The fiercely competitive environment in the apparel retail industry took a toll on Gap (NYSE: GPS ) in the first quarter, as its net income declined 22% year over year. The company's Gap and Banana Republic apparel brands got off to slow starts in the spring selling season, and improper inventory management hurt its bottom line. Despite the setback, the company reaffirmed its full-year guidance.
Improvement is in the cards
According to management, Gap's business improved toward the end of the first quarter. Glen Murphy, Gap's CEO, is confident that the company's strategies will drive long-term value for shareholders. Gap believes that it can bounce back after its net income dropped for the first time in two years.
The company had not marked down its excess product adequately in the first quarter, which led to inefficient inventory management. Having learnt from the mistakes committed in the first quarter, it is now taking corrective measures. Gap is focusing on product assortment, customer communication, and inventory to improve its business.
Gap's Old Navy brand did well in the first quarter, and the company expects the momentum to continue going forward. Gap got the assortment right for Old Navy, with a focus on fashion essentials. Old Navy has a robust creative platform, and its designs clicked with customers. As a result, the Old Navy brand posted comparable sales growth of 18% in April, and the company expects the trend to continue.
The retailer is also positive on the future performance of Banana Republic. Gap hired Marissa Webb as the creative director of Banana Republic, and believes that she will bring a fresh perspective to the brand. Gap will be revamping its social media initiatives for the Banana Republic brand, and expects its moves to deliver results by August.
Gap's priorities include store growth, omni-channel initiatives, a responsive supply chain, and seamless inventory. It has opened 250 new stores this year that include both corporate and franchise stores. Its Chinese expansion plans are also on track. The company plans to open stores in 20 new cities this year in China.
It will also continue to expand its Athleta brand. Gap plans to open 35 new Athleta stores in the US this year, bringing the total count to 100. Also, it intends to open 60 new Athleta outlets globally to sustain the pace of its international growth.
Gap is also stressing omni-channel distribution. The company's "Reserve in Store" initiative has been rolled out to 500 Gap stores, and it will now test out "Order in Store". The Reserve in Store initiative enables shoppers to book merchandise online and then pay for and pick up the items at Gap stores within 24 hours. This has been well-received by customers, and now the company is thinking of testing Order in Store in select stores.

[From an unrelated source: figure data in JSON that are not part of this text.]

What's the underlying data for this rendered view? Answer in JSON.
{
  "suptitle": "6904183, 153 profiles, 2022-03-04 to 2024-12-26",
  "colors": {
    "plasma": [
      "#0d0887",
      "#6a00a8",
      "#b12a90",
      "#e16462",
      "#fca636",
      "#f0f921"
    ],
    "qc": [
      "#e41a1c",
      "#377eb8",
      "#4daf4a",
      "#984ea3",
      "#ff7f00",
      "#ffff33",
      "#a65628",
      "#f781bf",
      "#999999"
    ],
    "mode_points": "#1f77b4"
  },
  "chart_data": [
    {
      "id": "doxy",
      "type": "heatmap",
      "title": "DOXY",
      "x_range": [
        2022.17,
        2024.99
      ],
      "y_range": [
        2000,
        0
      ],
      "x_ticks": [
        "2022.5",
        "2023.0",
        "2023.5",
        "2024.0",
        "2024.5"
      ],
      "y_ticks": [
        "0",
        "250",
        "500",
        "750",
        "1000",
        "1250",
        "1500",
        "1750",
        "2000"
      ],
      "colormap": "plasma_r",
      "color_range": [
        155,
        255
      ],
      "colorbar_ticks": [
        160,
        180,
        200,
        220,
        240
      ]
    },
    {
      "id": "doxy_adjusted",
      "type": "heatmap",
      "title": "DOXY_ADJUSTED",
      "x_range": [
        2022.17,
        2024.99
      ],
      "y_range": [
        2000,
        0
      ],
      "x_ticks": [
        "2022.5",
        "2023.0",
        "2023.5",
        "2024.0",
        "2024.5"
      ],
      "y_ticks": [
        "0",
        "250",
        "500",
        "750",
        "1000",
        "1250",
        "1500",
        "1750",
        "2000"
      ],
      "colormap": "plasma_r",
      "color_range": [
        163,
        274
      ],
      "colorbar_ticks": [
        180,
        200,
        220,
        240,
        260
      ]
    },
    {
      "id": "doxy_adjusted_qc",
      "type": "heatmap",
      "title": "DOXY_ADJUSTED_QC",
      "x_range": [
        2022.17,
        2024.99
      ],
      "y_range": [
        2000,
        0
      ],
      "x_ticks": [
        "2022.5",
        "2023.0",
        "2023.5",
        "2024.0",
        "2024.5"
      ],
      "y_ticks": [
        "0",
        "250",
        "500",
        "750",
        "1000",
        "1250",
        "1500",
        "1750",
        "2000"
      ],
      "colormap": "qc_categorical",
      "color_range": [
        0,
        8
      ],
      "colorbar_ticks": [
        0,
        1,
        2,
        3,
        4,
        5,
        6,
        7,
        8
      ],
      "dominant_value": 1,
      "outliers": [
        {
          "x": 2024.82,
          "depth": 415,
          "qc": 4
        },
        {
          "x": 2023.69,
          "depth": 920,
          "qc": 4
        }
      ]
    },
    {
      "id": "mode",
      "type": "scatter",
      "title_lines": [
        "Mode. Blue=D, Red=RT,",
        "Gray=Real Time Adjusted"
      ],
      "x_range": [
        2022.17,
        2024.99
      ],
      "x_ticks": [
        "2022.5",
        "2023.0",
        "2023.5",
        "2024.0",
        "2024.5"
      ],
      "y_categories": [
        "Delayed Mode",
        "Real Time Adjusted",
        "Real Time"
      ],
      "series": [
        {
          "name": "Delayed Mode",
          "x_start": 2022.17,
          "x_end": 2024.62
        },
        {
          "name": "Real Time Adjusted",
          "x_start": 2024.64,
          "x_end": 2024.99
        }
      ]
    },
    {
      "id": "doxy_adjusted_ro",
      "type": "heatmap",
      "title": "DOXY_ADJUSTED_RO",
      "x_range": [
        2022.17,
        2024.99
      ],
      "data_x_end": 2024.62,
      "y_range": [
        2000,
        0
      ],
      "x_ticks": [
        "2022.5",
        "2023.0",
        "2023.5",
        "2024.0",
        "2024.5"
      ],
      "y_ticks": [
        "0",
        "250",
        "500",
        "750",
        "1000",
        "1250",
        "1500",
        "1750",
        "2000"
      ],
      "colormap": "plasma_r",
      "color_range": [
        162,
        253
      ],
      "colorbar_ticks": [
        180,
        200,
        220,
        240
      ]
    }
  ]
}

Order in Store will allow customers to order products from the company's online catalog inside its store locations. With this move, Gap will integrate e-commerce with its physical store locations. The company needs to make these moves in the omni-channel category because American Eagle and Urban Outfitters are giving Gap tough competition in this area.
American Eagle, for example, intends to open new distribution centers this year. This will result in a single pool of inventory and lead to robust efficiencies across its supply chain. The company will be able to fulfill orders more quickly and efficiently with new distribution centers. American Eagle will also open more physical stores this year, and outlined a budget of $230 million to expand the business.
Urban Outfitters, meanwhile, has been consistently ranked among the top 50 e-commerce firms by Internet Retailer. The company's e-commerce platform is driven by robust analytics and reporting, which allows it to personalize its website for each visitor. Urban Outfitters focuses on different areas of e-commerce such as email acquisition, product recommendations, shopping cart reminders, and geo-targeting to maintain its strong position.
Hence, Gap will need to invest aggressively in its e-commerce business to close the gap with Urban Outfitters.
Although Gap started the year poorly, management is confident that the company will get better going forward. The company's stock trades at a trailing P/E of less than 16, so it is much less expensive than American Eagle at 36 and Urban Outfitters at 19. Gap's forward P/E is also impressive at 12.6, which signifies expected earnings growth. Finally, Gap also pays a dividend that yields 2.10%. Investors should look at its long-term prospects rather than its timid performance in the first quarter.